Everyone laughed, reaching for the bags of food and the silverware that Navier was able to snag as he and Sathryn walked past a stand and ate as if Julian’s speech were only casual, that his words meant no more than a friendly gesture. But for Sathryn, her hands tremored and her face heated every time she found herself glancing in Julian’s direction.
Thankfully no one noticed.
And if anyone did—most likely Colette, as the little redheaded witch had a talent of catching Sathryn when she was most embarrassed—they said nothing about it.
But after the dinner was over, she became less tense. Julian brought over his harp, Navier his lute, and Colette her flute, even as Julian insisted she didn’t know how to play. Sathryn sat as the single audience member. She was unable to play an instrument, but for once, she was okay with that. Listening was satisfying enough for her.
Once they played a piece—“Spring,” Julian called it—it was obvious Colette didn’t know how to play, at least not very well. Every time a note screamed from her instrument, it caused a horrible discord. Julian and Navier didn’t get angry like Sathryn did—they laughed.
“Beautiful.” Julian laughed, running his hands all along the body of his harp.
Colette finally took mercy on the others and let Julian and Navier play on their own, as their abilities surpassed hers by far.
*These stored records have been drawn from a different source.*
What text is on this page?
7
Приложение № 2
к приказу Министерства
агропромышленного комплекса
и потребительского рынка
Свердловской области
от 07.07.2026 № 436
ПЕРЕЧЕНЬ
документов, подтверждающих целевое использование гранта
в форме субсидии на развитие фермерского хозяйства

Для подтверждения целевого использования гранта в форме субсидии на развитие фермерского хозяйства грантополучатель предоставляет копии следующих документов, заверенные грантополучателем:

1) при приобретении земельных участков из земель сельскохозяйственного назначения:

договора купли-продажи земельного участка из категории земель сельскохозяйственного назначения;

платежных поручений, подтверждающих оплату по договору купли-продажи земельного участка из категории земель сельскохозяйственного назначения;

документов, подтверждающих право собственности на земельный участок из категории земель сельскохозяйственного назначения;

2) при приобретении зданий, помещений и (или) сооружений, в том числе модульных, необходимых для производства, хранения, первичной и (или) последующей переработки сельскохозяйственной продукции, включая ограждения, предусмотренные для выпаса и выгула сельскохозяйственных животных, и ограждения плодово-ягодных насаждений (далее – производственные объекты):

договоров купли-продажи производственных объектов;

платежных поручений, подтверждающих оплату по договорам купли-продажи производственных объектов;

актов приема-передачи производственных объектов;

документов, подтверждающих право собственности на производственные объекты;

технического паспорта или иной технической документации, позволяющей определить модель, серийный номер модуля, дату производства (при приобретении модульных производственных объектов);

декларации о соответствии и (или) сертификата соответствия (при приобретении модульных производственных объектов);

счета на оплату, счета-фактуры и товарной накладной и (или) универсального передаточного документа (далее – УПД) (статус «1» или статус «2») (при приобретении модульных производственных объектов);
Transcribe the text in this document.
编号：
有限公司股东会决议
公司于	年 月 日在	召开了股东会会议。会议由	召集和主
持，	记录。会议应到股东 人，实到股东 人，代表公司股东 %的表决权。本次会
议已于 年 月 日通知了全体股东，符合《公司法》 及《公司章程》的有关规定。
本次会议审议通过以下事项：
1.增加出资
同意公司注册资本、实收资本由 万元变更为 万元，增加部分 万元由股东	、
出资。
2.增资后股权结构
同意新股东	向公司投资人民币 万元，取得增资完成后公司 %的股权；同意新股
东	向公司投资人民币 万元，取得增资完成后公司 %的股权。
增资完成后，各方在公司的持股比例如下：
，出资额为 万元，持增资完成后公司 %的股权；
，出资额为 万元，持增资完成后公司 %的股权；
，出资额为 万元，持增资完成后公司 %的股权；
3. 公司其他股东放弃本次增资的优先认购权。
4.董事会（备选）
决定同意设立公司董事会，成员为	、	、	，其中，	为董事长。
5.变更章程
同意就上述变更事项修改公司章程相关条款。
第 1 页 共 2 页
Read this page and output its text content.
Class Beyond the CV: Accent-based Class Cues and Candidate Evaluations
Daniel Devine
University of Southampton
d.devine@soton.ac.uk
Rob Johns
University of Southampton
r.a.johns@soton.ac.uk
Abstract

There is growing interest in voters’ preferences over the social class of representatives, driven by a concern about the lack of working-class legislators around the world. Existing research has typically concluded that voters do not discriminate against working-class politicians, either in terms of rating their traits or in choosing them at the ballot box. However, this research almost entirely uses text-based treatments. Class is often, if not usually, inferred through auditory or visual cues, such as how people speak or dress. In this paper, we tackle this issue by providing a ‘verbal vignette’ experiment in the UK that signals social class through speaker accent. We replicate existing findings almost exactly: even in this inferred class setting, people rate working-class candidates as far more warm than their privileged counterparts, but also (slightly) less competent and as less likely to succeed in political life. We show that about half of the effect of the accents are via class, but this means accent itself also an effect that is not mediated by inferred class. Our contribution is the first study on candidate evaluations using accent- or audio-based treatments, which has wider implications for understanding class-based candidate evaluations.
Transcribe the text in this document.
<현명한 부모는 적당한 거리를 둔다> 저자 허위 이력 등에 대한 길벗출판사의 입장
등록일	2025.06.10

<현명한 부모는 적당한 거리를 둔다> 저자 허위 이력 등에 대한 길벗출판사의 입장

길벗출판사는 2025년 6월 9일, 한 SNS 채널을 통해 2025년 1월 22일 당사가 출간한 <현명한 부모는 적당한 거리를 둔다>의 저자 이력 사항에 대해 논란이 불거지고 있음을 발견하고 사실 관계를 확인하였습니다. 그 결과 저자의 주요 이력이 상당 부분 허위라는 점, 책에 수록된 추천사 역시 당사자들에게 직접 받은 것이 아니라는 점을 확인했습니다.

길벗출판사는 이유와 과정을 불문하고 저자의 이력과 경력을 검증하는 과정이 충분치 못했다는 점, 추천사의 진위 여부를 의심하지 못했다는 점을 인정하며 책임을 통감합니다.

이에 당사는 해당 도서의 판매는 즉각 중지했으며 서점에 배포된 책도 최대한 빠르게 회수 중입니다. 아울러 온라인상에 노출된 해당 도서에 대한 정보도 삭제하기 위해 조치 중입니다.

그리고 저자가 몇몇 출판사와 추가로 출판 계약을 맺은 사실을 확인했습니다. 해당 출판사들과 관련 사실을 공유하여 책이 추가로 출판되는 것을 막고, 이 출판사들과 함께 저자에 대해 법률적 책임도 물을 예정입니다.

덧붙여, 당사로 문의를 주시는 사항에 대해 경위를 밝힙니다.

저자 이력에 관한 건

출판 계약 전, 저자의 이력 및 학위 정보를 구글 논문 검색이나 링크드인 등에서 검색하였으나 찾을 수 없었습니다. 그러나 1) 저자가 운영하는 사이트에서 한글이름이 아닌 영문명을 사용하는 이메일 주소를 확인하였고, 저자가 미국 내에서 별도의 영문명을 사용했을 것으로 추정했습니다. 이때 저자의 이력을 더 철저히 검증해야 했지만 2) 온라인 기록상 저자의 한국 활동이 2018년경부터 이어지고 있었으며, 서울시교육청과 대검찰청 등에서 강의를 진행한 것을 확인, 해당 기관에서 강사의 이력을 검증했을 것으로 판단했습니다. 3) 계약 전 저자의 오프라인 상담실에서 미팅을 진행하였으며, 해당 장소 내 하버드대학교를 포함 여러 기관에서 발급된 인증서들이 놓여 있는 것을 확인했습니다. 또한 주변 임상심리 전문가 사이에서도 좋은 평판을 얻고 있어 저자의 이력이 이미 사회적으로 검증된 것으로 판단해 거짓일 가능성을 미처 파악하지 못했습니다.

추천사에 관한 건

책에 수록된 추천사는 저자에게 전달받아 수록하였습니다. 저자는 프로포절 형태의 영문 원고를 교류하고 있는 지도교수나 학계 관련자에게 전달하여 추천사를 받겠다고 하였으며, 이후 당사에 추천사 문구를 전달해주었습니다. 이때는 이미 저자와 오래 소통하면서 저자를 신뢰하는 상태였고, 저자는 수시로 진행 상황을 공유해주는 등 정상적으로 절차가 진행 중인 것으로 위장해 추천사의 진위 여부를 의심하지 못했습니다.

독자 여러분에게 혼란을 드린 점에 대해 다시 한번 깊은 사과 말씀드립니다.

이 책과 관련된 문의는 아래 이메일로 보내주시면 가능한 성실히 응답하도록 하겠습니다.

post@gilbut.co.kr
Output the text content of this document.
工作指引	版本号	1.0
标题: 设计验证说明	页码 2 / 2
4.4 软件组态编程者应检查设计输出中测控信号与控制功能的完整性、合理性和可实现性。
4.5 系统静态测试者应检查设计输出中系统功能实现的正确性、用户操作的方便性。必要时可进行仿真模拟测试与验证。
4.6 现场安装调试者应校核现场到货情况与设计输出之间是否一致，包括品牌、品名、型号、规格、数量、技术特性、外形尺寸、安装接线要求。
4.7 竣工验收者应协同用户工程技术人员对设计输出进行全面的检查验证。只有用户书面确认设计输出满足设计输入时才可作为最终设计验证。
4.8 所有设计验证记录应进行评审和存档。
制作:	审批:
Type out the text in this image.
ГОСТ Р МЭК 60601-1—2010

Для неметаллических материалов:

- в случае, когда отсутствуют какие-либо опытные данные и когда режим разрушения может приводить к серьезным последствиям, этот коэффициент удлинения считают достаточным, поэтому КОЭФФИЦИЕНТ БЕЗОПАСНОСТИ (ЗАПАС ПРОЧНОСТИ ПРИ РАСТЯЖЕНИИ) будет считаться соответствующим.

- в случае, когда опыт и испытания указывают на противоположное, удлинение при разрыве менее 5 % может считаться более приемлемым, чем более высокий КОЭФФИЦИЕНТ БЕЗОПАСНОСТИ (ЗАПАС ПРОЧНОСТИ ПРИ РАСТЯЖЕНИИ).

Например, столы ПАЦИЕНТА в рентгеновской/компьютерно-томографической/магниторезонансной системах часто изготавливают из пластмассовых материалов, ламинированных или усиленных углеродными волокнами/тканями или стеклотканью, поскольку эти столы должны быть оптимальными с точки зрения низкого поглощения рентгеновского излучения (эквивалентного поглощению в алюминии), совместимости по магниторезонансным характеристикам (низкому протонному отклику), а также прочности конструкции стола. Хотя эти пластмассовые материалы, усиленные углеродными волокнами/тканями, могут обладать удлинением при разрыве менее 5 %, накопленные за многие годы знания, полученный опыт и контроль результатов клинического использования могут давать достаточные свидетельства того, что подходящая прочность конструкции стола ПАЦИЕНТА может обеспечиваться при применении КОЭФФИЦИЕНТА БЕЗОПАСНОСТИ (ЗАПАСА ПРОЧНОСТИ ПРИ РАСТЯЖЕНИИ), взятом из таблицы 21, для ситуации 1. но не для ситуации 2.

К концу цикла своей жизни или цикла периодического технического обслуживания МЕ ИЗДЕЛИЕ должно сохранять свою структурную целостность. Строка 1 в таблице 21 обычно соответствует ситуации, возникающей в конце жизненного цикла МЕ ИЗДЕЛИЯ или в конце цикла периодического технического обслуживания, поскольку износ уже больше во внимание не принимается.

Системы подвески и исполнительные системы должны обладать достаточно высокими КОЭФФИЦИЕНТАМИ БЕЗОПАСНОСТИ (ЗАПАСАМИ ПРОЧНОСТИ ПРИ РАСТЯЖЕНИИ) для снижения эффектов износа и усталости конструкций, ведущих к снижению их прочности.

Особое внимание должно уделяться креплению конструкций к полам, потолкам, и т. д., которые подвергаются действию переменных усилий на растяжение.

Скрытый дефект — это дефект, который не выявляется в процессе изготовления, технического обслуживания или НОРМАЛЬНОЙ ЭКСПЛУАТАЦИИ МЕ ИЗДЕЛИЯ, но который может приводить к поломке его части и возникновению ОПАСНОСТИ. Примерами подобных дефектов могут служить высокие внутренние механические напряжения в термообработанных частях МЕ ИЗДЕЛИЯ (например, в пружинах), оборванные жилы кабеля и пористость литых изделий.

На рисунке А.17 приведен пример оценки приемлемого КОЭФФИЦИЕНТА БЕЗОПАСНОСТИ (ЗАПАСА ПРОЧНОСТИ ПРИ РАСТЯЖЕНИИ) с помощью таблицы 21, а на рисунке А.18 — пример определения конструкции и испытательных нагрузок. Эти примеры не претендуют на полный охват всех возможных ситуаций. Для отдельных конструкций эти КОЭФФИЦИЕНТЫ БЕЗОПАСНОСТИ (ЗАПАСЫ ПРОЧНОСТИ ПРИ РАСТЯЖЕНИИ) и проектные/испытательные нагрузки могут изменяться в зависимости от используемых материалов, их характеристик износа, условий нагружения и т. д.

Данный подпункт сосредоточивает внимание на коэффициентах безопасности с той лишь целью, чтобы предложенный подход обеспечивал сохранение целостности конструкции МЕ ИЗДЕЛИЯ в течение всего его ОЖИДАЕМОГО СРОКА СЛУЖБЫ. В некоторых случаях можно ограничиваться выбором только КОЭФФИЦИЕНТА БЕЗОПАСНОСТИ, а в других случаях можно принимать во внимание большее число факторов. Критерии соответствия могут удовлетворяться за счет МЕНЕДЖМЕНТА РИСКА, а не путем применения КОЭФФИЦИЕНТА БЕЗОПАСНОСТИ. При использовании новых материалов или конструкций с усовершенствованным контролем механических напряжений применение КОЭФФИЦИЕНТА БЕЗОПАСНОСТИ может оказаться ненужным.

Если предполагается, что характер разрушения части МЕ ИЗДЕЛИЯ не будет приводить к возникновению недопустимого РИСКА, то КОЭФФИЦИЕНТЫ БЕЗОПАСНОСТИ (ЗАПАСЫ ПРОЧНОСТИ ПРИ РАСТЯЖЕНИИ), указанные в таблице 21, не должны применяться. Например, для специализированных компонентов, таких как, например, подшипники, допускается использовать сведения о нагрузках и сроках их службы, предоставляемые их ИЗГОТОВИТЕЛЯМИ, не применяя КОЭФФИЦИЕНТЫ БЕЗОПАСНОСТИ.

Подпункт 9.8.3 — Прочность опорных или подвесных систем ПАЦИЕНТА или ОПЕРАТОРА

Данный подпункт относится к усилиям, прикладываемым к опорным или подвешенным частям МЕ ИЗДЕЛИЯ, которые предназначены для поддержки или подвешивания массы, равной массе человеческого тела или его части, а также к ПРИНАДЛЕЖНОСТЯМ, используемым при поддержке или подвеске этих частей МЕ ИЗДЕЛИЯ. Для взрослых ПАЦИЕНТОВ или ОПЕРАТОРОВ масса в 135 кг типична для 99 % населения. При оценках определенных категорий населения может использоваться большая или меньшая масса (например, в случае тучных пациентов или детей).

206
Sathryn didn’t even care as much when Colette sat beside her, as she was too entranced by the speed of Navier’s fingers as they plucked the lute’s strings.
They finished, laughing and bowing for their cheering crowd of two. Then, Navier and Julian set their instruments in the corner and grabbed the bag of gifts.
In Pomek, the gifts were to someone and from someone else; here, the gifts were for everyone. Colette opened a glass container of perfume and dabbed it along her arms and neck before handing it around their circle. By the time Colette had the bottle in her hands again, it was half empty, and the room was so stifling with the rosy smell that Julian had to open the room’s curtains to let air flow in. Sathryn couldn’t admit to them she was guilty, so instead she coughed and sneezed with the rest of them. Then, Julian pulled boxes of desserts from the bag—sweet bread, chocolate, caramels, fruits, pastries—and doled them out among their circle.
“How much did all of this cost?” Sathryn couldn’t help asking.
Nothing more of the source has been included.